講座內容：Coupled biological and chemical systems, neural networks, social interacting species, the Internet and the World Wide Web, are only a few examples of systems composed by a huge number of highly interconnected units. The first approach to capture the global properties of such systems is to model them as graphs whose nodes represent the constituent units, and whose links stand for the interactions between them. On the one hand, scientists have to cope with structural issues, such as characterizing the topology of a complex wiring architecture, revealing the unifying principles that are at the basis of real networks, and developing models to mimic the growth of a network and reproduce its structural properties. On the other hand, many relevant questions arise when studying complex networks’ dynamics, such as learning how large ensembles of dynamical systems that interact through a complex wiring topology can behave collectively. Furthermore, interactions in real-world networks cannot be treated on an equivalent footing, as they may have a time-varying, or a context-related multilayer nature.
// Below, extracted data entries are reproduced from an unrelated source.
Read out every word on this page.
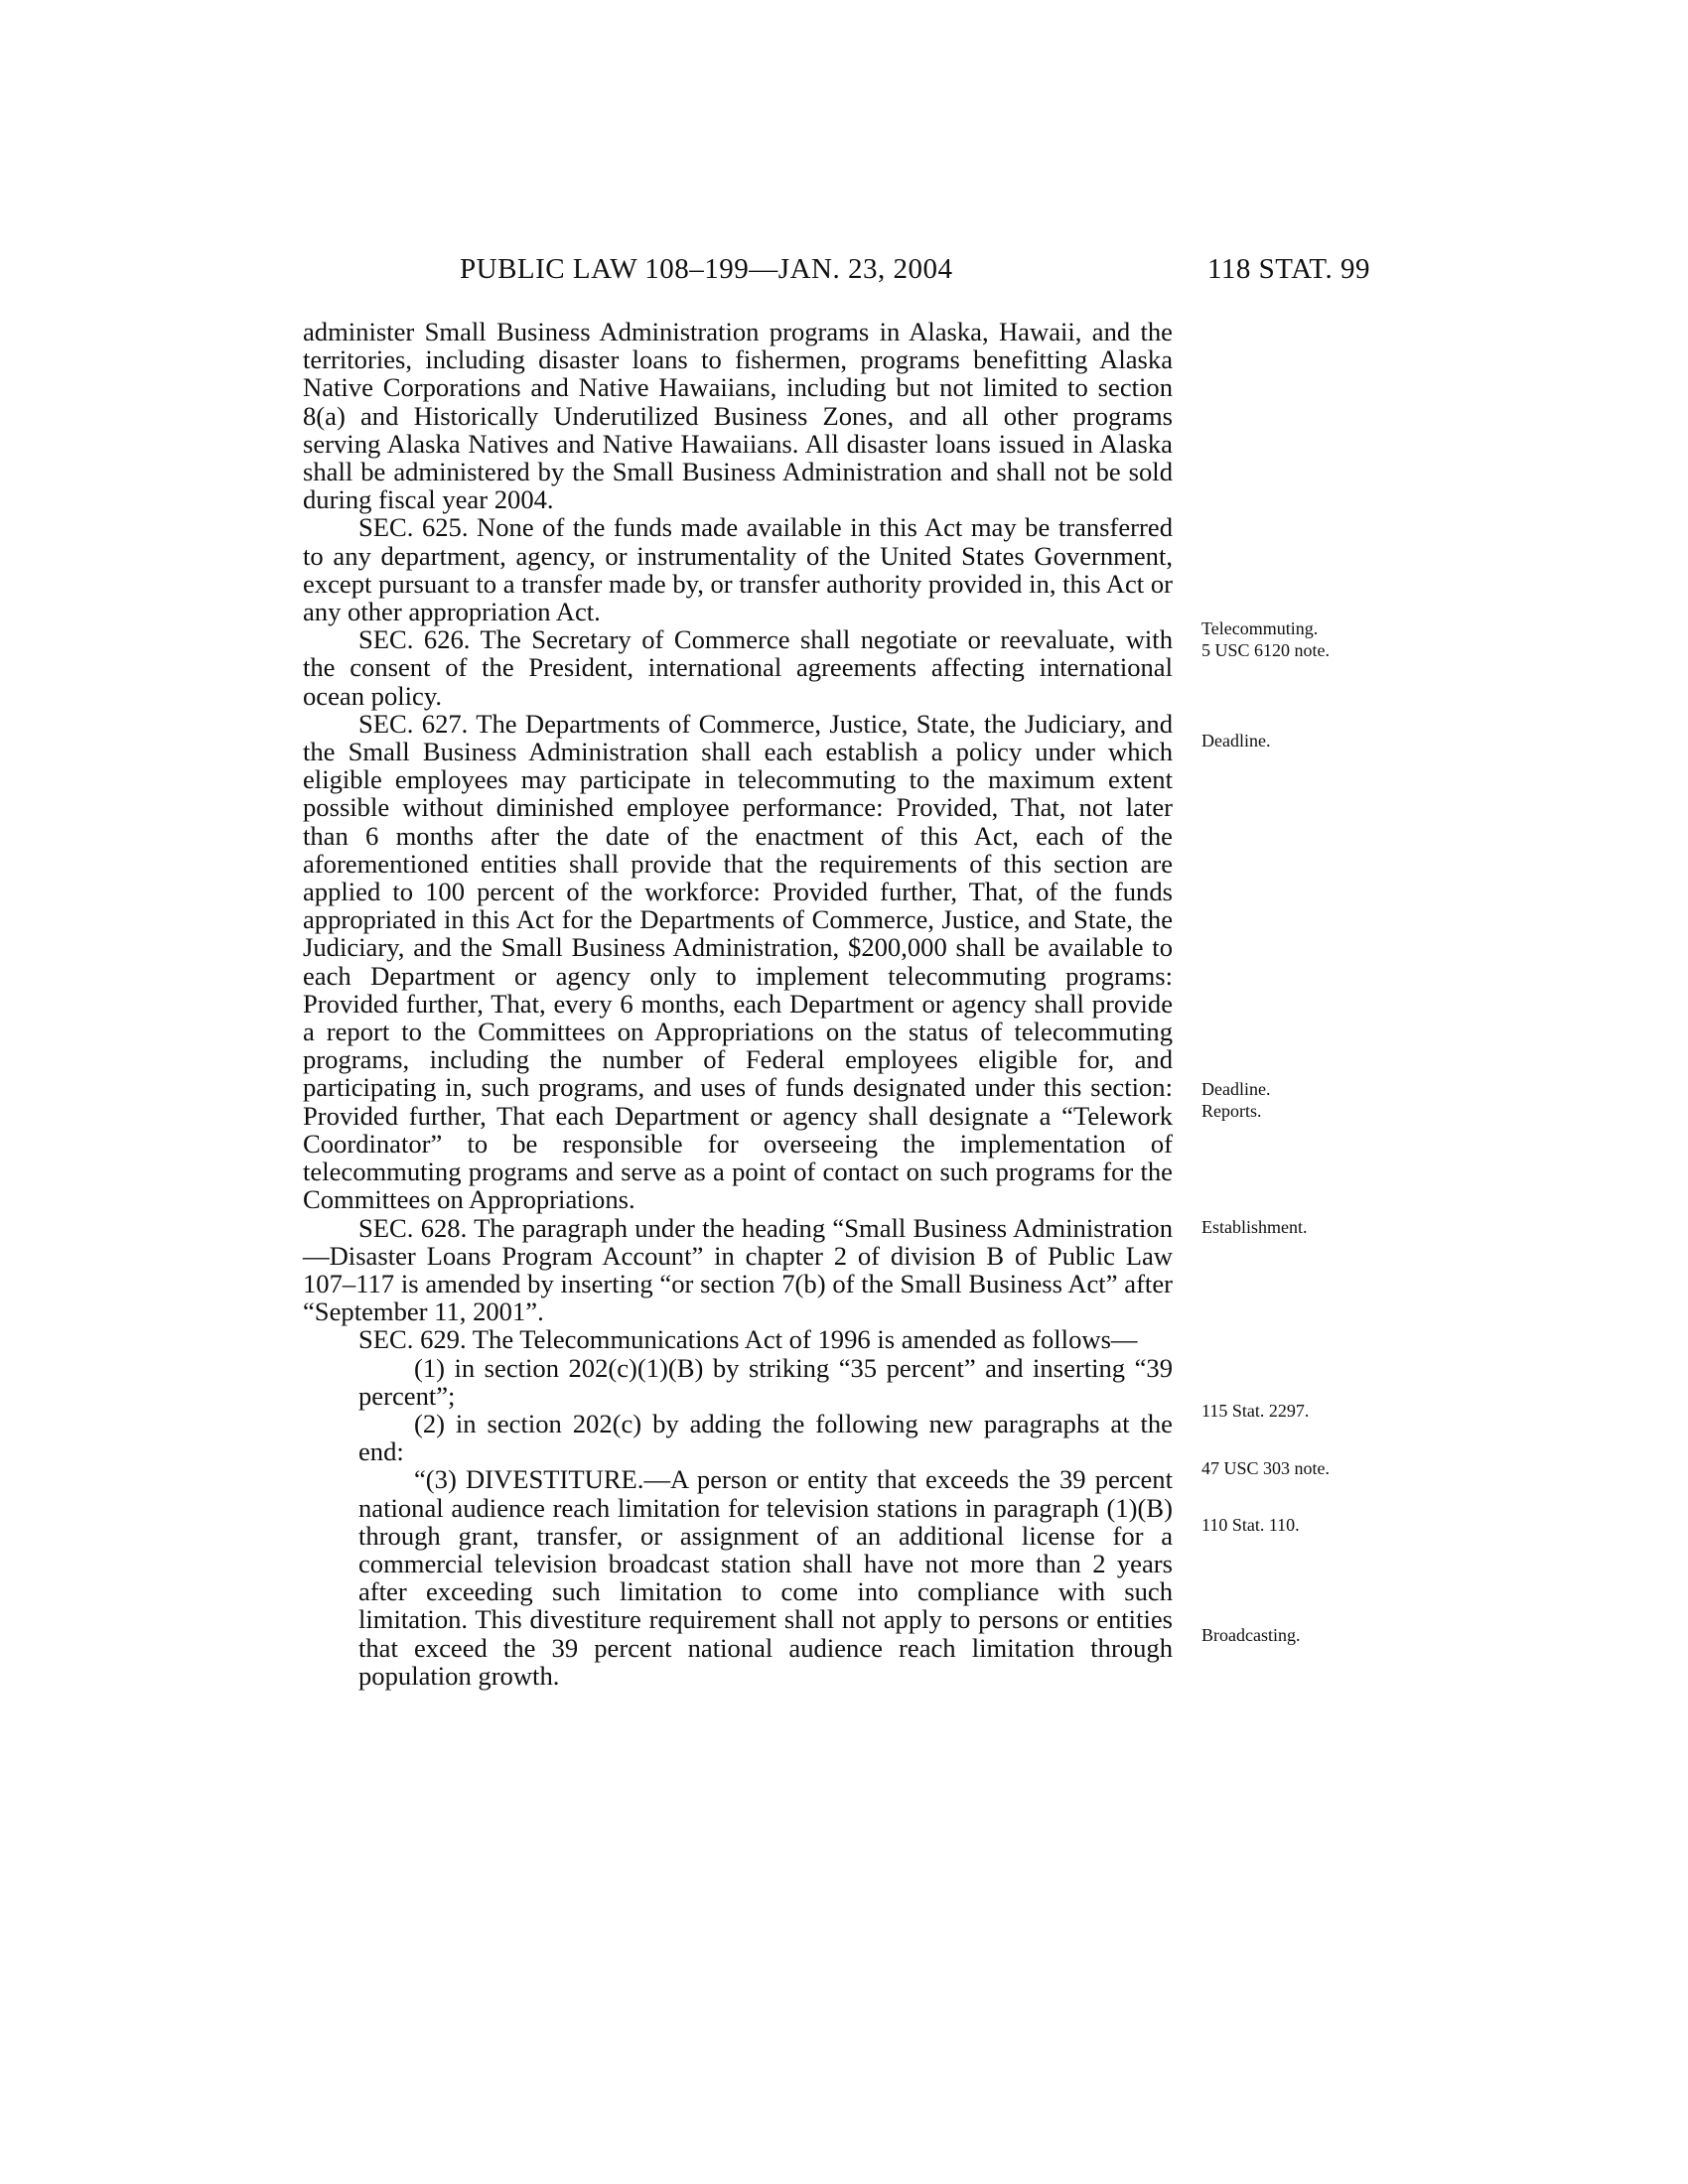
PUBLIC LAW 108–199—JAN. 23, 2004	118 STAT. 99

administer Small Business Administration programs in Alaska, Hawaii, and the territories, including disaster loans to fishermen, programs benefitting Alaska Native Corporations and Native Hawaiians, including but not limited to section 8(a) and Historically Underutilized Business Zones, and all other programs serving Alaska Natives and Native Hawaiians. All disaster loans issued in Alaska shall be administered by the Small Business Administration and shall not be sold during fiscal year 2004.

SEC. 625. None of the funds made available in this Act may be transferred to any department, agency, or instrumentality of the United States Government, except pursuant to a transfer made by, or transfer authority provided in, this Act or any other appropriation Act.

SEC. 626. The Secretary of Commerce shall negotiate or reevaluate, with the consent of the President, international agreements affecting international ocean policy.

SEC. 627. The Departments of Commerce, Justice, State, the Judiciary, and the Small Business Administration shall each establish a policy under which eligible employees may participate in telecommuting to the maximum extent possible without diminished employee performance: Provided, That, not later than 6 months after the date of the enactment of this Act, each of the aforementioned entities shall provide that the requirements of this section are applied to 100 percent of the workforce: Provided further, That, of the funds appropriated in this Act for the Departments of Commerce, Justice, and State, the Judiciary, and the Small Business Administration, $200,000 shall be available to each Department or agency only to implement telecommuting programs: Provided further, That, every 6 months, each Department or agency shall provide a report to the Committees on Appropriations on the status of telecommuting programs, including the number of Federal employees eligible for, and participating in, such programs, and uses of funds designated under this section: Provided further, That each Department or agency shall designate a “Telework Coordinator” to be responsible for overseeing the implementation of telecommuting programs and serve as a point of contact on such programs for the Committees on Appropriations.

SEC. 628. The paragraph under the heading “Small Business Administration—Disaster Loans Program Account” in chapter 2 of division B of Public Law 107–117 is amended by inserting “or section 7(b) of the Small Business Act” after “September 11, 2001”.

SEC. 629. The Telecommunications Act of 1996 is amended as follows—

(1) in section 202(c)(1)(B) by striking “35 percent” and inserting “39 percent”;

(2) in section 202(c) by adding the following new paragraphs at the end:

“(3) DIVESTITURE.—A person or entity that exceeds the 39 percent national audience reach limitation for television stations in paragraph (1)(B) through grant, transfer, or assignment of an additional license for a commercial television broadcast station shall have not more than 2 years after exceeding such limitation to come into compliance with such limitation. This divestiture requirement shall not apply to persons or entities that exceed the 39 percent national audience reach limitation through population growth.

Telecommuting.
5 USC 6120 note.
Deadline.
Deadline.
Reports.
Establishment.
115 Stat. 2297.
47 USC 303 note.
110 Stat. 110.
Broadcasting.
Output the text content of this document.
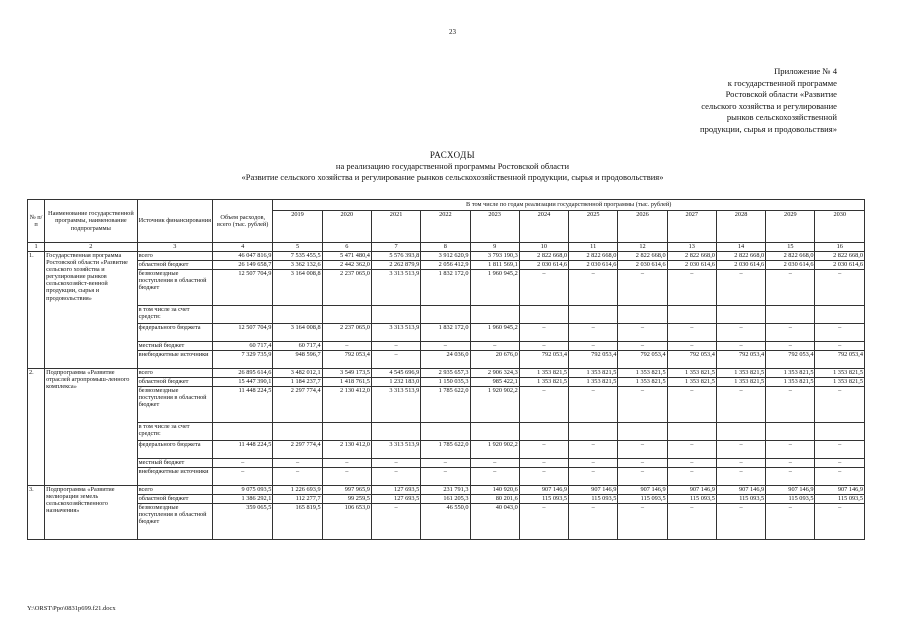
23
Приложение № 4
к государственной программе
Ростовской области «Развитие
сельского хозяйства и регулирование
рынков сельскохозяйственной
продукции, сырья и продовольствия»
РАСХОДЫ
на реализацию государственной программы Ростовской области
«Развитие сельского хозяйства и регулирование рынков сельскохозяйственной продукции, сырья и продовольствия»
№ п/п	Наименование государственной программы, наименование подпрограммы	Источник финансирования	Объем расходов, всего (тыс. рублей)	В том числе по годам реализации государственной программы (тыс. рублей)											
				2019	2020	2021	2022	2023	2024	2025	2026	2027	2028	2029	2030
1	2	3	4	5	6	7	8	9	10	11	12	13	14	15	16
1.	Государственная программа Ростовской области «Развитие сельского хозяйства и регулирование рынков сельскохозяйст-венной продукции, сырья и продовольствия»	всего	46 047 816,9	7 535 455,5	5 471 480,4	5 576 393,8	3 912 620,9	3 793 190,3	2 822 668,0	2 822 668,0	2 822 668,0	2 822 668,0	2 822 668,0	2 822 668,0	2 822 668,0
		областной бюджет	26 149 658,7	3 362 132,6	2 442 362,0	2 262 879,9	2 056 412,9	1 811 569,1	2 030 614,6	2 030 614,6	2 030 614,6	2 030 614,6	2 030 614,6	2 030 614,6	2 030 614,6
		безвозмездные поступления в областной бюджет	12 507 704,9	3 164 008,8	2 237 065,0	3 313 513,9	1 832 172,0	1 960 945,2	–	–	–	–	–	–	–
		в том числе за счет средств:													
		федерального бюджета	12 507 704,9	3 164 008,8	2 237 065,0	3 313 513,9	1 832 172,0	1 960 945,2	–	–	–	–	–	–	–
		местный бюджет	60 717,4	60 717,4	–	–	–	–	–	–	–	–	–	–	–
		внебюджетные источники	7 329 735,9	948 596,7	792 053,4	–	24 036,0	20 676,0	792 053,4	792 053,4	792 053,4	792 053,4	792 053,4	792 053,4	792 053,4
2.	Подпрограмма «Развитие отраслей агропромыш-ленного комплекса»	всего	26 895 614,6	3 482 012,1	3 549 173,5	4 545 696,9	2 935 657,3	2 906 324,3	1 353 821,5	1 353 821,5	1 353 821,5	1 353 821,5	1 353 821,5	1 353 821,5	1 353 821,5
		областной бюджет	15 447 390,1	1 184 237,7	1 418 761,5	1 232 183,0	1 150 035,3	985 422,1	1 353 821,5	1 353 821,5	1 353 821,5	1 353 821,5	1 353 821,5	1 353 821,5	1 353 821,5
		безвозмездные поступления в областной бюджет	11 448 224,5	2 297 774,4	2 130 412,0	3 313 513,9	1 785 622,0	1 920 902,2	–	–	–	–	–	–	–
		в том числе за счет средств:													
		федерального бюджета	11 448 224,5	2 297 774,4	2 130 412,0	3 313 513,9	1 785 622,0	1 920 902,2	–	–	–	–	–	–	–
		местный бюджет	–	–	–	–	–	–	–	–	–	–	–	–	–
		внебюджетные источники	–	–	–	–	–	–	–	–	–	–	–	–	–
3.	Подпрограмма «Развитие мелиорации земель сельскохозяйственного назначения»	всего	9 075 093,5	1 226 693,9	997 965,9	127 693,5	231 791,3	140 920,6	907 146,9	907 146,9	907 146,9	907 146,9	907 146,9	907 146,9	907 146,9
		областной бюджет	1 386 292,1	112 277,7	99 259,5	127 693,5	161 205,3	80 201,6	115 093,5	115 093,5	115 093,5	115 093,5	115 093,5	115 093,5	115 093,5
		безвозмездные поступления в областной бюджет	359 065,5	165 819,5	106 653,0	–	46 550,0	40 043,0	–	–	–	–	–	–	–
Y:\ORST\Ppo\0831p699.f21.docx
In my talk, I will try to overview the major concepts and results recently achieved in the study of the structure and dynamics of complex networks, and summarize some relevant, novel, applications of these ideas indifferent disciplines, such as nonlinear science, social science, biology, statistical mechanics, medicine and engineering.

In particular, I will point to the existence of three distinct classes of networked systems: physical, functional and parenclitic networks, whose consequences and applications will be summarized.